Wednesday, April 9, 2008

Avenging Southworth

If the Braves are 21 games over .500 at any point this year, the franchise will have achieved a milestone: it will have a .500 record over the course of history, the first time it would be true since June 3, 1923, with the 17-25 Braves charting their usual course in doom. This would be a stunning turnaround for a franchise that hasn't seen much glory outside our lifetimes.

From 1876, the Boston Red Stockings (later the Beaneaters, but tragically not the Gashavers) were one of the best organizations in baseball. Led by Harry Wright, the guy behind the Cincinnati Red Stockings (a theme, perhaps?) and professional baseball in general, they started off pretty well, tailed off, and roared back in the '80s and '90s, winning as much as the famed Hanlon/McGraw/Jennings law offices/Baltimore Orioles but not as loudly. Coming into the 20th century the franchise had a winning percentage of .585 - not shabby at all.

Then they stopped winning. The American League shook a lot of things up, but the American League entry in Boston (then the Pilgrims - the Sox wouldn't become the Sox until the NL club went under new ownership and ditched red to be the Doves after team owner John Dovey; the AL club took up the red immediately and never gave it back) didn't take a lot from their city rivals. What was more likely the problem was that Hall of Famer Frank Selee took his amazing scouting and managerial talent out of Boston and into Chicago, where he molded the Orphans/Cubs into winners and handed them over to Frank Chance for assembly-line pennant-winning.
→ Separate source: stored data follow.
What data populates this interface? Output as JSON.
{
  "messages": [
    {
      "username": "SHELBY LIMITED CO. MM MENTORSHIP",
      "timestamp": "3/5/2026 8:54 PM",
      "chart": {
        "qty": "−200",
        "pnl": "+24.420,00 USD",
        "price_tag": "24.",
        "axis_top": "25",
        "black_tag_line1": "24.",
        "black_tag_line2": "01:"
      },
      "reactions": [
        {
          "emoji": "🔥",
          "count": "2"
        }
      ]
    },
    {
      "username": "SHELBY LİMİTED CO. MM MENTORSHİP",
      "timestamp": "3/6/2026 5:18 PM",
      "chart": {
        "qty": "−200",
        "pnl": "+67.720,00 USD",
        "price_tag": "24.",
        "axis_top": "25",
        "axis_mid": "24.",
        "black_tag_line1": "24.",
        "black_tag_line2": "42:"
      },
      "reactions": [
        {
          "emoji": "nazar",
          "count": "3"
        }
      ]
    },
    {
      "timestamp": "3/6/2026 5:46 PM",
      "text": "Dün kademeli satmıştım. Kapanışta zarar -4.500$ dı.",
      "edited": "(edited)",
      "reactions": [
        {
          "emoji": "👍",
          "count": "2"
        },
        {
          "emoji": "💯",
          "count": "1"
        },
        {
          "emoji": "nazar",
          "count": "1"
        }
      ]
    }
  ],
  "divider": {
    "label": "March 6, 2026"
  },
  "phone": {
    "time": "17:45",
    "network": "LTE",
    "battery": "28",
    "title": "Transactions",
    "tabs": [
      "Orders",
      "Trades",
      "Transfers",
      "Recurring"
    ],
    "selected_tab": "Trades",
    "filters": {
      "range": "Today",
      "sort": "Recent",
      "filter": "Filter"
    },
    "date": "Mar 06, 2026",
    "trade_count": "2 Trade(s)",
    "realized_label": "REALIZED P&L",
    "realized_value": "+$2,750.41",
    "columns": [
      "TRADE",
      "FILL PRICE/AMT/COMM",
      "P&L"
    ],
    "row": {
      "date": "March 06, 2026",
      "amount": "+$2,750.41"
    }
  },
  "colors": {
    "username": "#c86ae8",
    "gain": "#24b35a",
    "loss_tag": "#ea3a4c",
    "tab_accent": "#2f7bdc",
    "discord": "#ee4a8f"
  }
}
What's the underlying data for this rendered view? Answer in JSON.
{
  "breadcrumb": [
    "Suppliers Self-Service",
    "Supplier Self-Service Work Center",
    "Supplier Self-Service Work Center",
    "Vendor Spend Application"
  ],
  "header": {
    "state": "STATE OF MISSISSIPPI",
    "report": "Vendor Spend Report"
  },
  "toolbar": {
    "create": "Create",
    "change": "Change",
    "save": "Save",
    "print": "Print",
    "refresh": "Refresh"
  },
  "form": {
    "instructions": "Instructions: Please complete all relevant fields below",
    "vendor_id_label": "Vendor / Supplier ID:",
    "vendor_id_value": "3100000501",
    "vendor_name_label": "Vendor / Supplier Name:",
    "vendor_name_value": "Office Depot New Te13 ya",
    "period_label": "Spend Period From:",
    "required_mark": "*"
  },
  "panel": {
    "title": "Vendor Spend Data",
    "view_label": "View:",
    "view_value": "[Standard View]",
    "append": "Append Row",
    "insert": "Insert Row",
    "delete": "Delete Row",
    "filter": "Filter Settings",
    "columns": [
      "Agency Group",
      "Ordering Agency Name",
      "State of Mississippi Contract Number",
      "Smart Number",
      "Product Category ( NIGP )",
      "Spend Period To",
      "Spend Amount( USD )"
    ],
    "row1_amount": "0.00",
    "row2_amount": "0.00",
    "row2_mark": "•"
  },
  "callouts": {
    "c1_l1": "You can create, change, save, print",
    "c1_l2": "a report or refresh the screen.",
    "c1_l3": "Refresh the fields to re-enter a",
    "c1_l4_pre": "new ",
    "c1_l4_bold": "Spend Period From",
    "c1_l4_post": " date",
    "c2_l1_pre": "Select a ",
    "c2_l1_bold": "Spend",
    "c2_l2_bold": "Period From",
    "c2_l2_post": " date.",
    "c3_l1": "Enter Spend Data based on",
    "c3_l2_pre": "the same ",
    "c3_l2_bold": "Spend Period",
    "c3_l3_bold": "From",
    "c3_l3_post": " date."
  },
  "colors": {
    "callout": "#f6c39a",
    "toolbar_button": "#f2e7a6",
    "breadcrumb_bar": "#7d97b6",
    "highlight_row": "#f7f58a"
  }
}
The Beaneaters won 102 in 1898 and lost 102 in 1906. Two of the merged teams of the era, the Giants who had inherited from the Orioles, and the Pirates pretty much buying the old Louisville team, combined with the Cubs to win every pennant in the NL from 1901 to 1913. It was a bad time to be a not-them fan.

When the Federal League came along and shook things up just like the American League had, things changed particularly in the NL, and so we get the Miracle Braves. Going into 1914, the franchise winning percentage was .506, a far cry from the .585 at the start of the century but still respectable. Three years of contention staved off the loser label, but the Braves couldn't keep up the winning and sank back into the muck.

On June 3, 1923, the Braves stood 3084-3084 as a franchise. They haven't seen .500 since.

It's hard to understand from our perspective, but the histories of the Braves and Phillies looked remarkably similar up until the '90s. From 1920 to 1950, the Braves finished next-to-last or last 14 times, the Phillies 22 times. Both changed their names in the FDR administration and changed them back in the mid-'40s. (Braves became Bees, Phillies became Blue Jays. No, really.) Both had their seasons of glory bunched with each other's for awhile - until Milwaukee, the Braves only showed up in the World Series in 1914 and 1948; the Phils were in 1915 and 1950. By 1990, the stats read:

Braves: 6 years in the playoffs, 4 World Series, 2 World Championships
Phillies: 8 years in the playoffs, 4 World Series, 1 World Championship

The Braves having won a lot in Milwaukee took a lot of Phillies-type phutility off the team image, but in terms of ultimate results the Braves hadn't done much better than the Phillies.

Until 1991.

Say what you will about only getting 1 Series ring from the Cox era, but more than anything the Braves were redefined as a team in history by winning with ridiculous consistency in the '90s. They could have continued to be in the Cubs/Phillies mold of losers (Cubs lovable, Phillies not so much) like they had been for most of their history, but two decades of winning can change a lot.

If the Braves can get to .500 for the first time in 85 years, that would just put a ! on it. Billy Southworth was an outfielder on that 1923 team and their best hitter; he would later guide the Braves to their 1948 pennant. A 92-70 record this year would say to history that brave Southworth shall not have been mortally wounded in vain.

4 comments:

Scott said...

Great article. Thanks for sharing it with us

Anonymous said...

One day people will look back in awe at what the Braves did in the 90s.

Jeremy said...

I agree with Scott. Great article; however, 21 games is a pretty high bar to overcome. The Braves do have a nice combination of geriatrics and immaturity that could boost us to the limit.

Isleib said...

It is a pretty high bar, but when you think of it as a 92-70 record, it's not QUITE so bad. If Jayson Stark can predict the Braves as World Series champions this year, maybe he's thinking 92-70 at least.